I was spending too much time on Facebook and Twitter, so I took them off my home screen and replaced them with the Reeder and the Kindle apps, mostly to go back to reading the good stuff whenever I have a few minutes. The Kindle app is getting a lot of use, largely due to the new custom Amazon-made typeface, Bookerly.
So far it’s gotten a pretty good reception. As Fast Company’s Design blog noted, “In appearance, it looks something like if Baskerville, a 225-year-old typeface that has been shown to shape our perception of truth, and Caecilia made a baby.” That line is harsh. I actually find it easy to read on the iPhone and iPad but just okay on the Kindle Fire. This is a custom font that is a replacement for Caecilia, which until recently was the Kindle app’s default font. I am confounded by the fact that it is not available on Kindle Voyage, which is an amazing book reader in every sense of the word except typography. (By the way, Google recently upgraded its default eReader typeface to Literata, while it seems like Apple’s iBooks long-forgotten software uses Iowan typeface as a default, though I like Athelas.) Typographers are of the opinion that the real improvement for Kindle will be when there is hyphenation for reflowing text at different sizes.

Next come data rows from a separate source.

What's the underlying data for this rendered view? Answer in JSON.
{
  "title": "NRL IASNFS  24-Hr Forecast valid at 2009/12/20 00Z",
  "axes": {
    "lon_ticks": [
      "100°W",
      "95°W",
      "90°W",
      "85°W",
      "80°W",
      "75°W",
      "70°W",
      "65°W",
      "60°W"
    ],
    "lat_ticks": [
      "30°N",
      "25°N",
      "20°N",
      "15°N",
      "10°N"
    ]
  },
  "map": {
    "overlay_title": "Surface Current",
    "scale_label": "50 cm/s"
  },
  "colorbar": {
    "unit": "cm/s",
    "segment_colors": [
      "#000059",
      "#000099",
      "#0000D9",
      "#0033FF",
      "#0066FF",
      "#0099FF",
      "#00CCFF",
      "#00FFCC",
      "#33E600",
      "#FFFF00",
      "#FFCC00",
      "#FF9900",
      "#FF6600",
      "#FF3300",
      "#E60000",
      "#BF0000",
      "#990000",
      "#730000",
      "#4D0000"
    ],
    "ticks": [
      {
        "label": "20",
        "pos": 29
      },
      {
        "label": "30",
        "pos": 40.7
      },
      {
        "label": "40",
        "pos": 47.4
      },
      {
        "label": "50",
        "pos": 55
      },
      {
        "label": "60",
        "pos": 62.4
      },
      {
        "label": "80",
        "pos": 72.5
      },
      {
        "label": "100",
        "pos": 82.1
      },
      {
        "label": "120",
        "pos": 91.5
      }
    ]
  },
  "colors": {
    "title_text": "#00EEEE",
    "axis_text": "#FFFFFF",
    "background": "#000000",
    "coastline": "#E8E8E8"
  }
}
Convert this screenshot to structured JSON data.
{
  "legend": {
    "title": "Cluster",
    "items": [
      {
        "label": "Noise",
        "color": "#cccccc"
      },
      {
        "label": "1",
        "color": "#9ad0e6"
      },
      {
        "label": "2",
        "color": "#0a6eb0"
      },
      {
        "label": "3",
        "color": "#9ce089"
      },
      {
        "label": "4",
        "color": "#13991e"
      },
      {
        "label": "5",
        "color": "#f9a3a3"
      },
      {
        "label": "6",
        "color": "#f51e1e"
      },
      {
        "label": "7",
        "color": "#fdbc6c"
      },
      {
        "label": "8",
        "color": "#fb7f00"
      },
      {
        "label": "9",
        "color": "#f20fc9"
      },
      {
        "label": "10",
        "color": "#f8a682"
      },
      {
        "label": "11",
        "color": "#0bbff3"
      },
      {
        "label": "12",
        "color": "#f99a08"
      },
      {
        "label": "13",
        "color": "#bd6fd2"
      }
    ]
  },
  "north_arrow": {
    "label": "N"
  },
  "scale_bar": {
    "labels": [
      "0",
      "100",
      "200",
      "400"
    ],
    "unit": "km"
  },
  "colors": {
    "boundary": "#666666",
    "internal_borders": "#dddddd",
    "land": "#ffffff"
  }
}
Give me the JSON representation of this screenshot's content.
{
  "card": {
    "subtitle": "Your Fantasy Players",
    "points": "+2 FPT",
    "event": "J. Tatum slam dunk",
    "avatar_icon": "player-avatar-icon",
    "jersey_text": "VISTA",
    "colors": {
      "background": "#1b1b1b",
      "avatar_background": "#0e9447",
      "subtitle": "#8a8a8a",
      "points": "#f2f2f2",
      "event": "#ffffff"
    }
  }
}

According to experts, Amazon has to reformat its library book by book, which will take time.
After reading the Fast Company story, I emailed typography and font legend Erik Spiekermann to see what he thought of the changes. He wrote back, “It’s ok, but late. I am shocked that it took these people many years to arrive at standards of typedesign and typography that have been with us since the late 15th century. They could have asked me or one of the many other designers who know more about type than everybody at Amazon together.” Erik is going to be gracing Pi.co shortly, and we will be talking in great depth about typography and, well, how the digital world doesn’t think about typography as often as it should. He wasn’t much of a fan of the new Apple default font, which apparently is going to die a peaceful death with the emergence of San Francisco typeface everywhere.
Update: Regular reader Edward Campbell wrote me this wonderful email, which I thought was worth sharing:
I downloaded Kindle app on both my iPad and iMac as part preparation for my return to early studies of Existentialism in the 1950’s — kicking off with Camus’ THE STRANGER. The first thing that struck me was the font — without going into the detailed investigation you’re capable of. It just felt so familiar. Now, after reading your recent post, I realize the font is similar to what was used for textbooks, especially literature texts, in grammar school/elementary school days in the 1940’s, 1950’s, in my New England-factory town school days. Before I was conscious of philosophy; but, trending through omnivorous consumption of any and all literature. What a feeling. It was like an old friend in the room — even though I was sitting in the living room or outdoors in the portal of our workshop reading from an iPad instead of an actual book.